Consumer groups say there are cheaper ways to get educated. "Go directly to the IRS," recommends Sally Greenberg, executive director of the National Consumers League. They have experience dealing with this "age-old problem" and may be able to help get you on a payment plan. If you need additional help, or if you're trying to dispute your tax debt, contact a tax lawyer directly, she says.

For taxpayers looking to find a solution themselves, the IRS says "complete information on the collection process and payment options" is available on its Web site, including how to apply for an offer in compromise or an installment plan.

Tax-resolution companies say they provide a useful service. In addition to helping clients settle their taxes for less, tax-resolution companies can help lift wage garnishments or get clients out of collections procedures, says David Justin Urbas, chief executive of Tax Inc. He says his company helps many clients simply by educating them that their tax debt isn't going away and getting them on a payment plan.

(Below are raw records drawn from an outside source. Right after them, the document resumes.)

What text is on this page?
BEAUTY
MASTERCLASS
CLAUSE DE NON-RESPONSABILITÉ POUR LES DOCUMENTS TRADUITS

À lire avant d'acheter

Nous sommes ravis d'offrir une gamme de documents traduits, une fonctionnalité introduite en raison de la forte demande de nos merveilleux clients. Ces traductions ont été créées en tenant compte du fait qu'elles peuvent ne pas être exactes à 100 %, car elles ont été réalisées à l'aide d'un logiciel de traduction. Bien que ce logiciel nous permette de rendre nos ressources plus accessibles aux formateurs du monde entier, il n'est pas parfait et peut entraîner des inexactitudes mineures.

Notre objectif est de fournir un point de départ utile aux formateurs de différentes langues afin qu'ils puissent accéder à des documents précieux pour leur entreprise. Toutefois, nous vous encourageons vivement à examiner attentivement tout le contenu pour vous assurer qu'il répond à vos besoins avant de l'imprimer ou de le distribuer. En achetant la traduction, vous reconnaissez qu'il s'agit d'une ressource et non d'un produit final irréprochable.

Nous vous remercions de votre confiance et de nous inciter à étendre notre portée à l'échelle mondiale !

Florida resident Stephen Smith says he paid $9,500 to Tax Inc. after a representative said there was a "100%" chance Tax Inc. would be able to help; and he'd probably pay only 10% to 15% of what the IRS said he owed in interest and penalties. But just over a week later, Smith says, he was told there was nothing Tax Inc. could do for him, despite the fact he had given them a detailed description of his tax problems over the phone before they agreed to take on his case.

Smith requested his money back but says he was denied. "It's a pretty good gig -- $9,500 for doing nothing except answering a few phone calls," Smith says.

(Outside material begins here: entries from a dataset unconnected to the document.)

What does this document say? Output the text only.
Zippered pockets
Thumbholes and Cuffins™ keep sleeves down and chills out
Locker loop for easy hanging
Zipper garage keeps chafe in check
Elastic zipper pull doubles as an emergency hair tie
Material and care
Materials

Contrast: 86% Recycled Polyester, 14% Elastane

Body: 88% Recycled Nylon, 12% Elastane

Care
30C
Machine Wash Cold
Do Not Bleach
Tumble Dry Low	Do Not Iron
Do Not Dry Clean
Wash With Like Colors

Urbas says there is "no way" his company would have guaranteed Smith that his debt would be reduced. After being contacted by

TheStreet.com

about Smith's experience, Tax Inc. contacted Smith and offered him a full refund. He accepted. He's now working with a tax attorney to dispute his debt.

Tax Inc. says its restrictive refund policy -- clients who ditch the service within five days get only a 50% refund, after five days they can't get anything back -- is necessary because their client base is made up of errant taxpayers who are likely to demand refunds after getting what they want from the company. The company says it also spends significant time and money soon after taking on a case. And clients sign a form agreeing to the refund policy.

Tax Inc. says the problem isn't the policies, but its clients' unrealistic expectations. "Most of the time the clients think we can part the red seas," Urbas says.

Far from being an anomaly, complaints about tax-negotiation companies are common: As of February, the Los Angeles Better Business Bureau lists over 20 tax negotiation companies with more than five complaints. Last May, a court allowed a deceptive trade practices case brought by New York City's Department of Consumer Affairs against American Tax Relief to proceed. And tax-resolution company JK Harris & Company -- without admitting guilt -- agreed last year to pay $6 million to settle a class-action suit that alleged that its "Offers in Compromise" services were negligent.

There's not much to force a company to fully resolve problems for its customers, says Lona Luckett, senior trade practice consultant with the Los Angeles Better Business Bureau. Clients often pay in advance and sign away refund rights, so they've already lost their money before realizing they won't get any help, she says.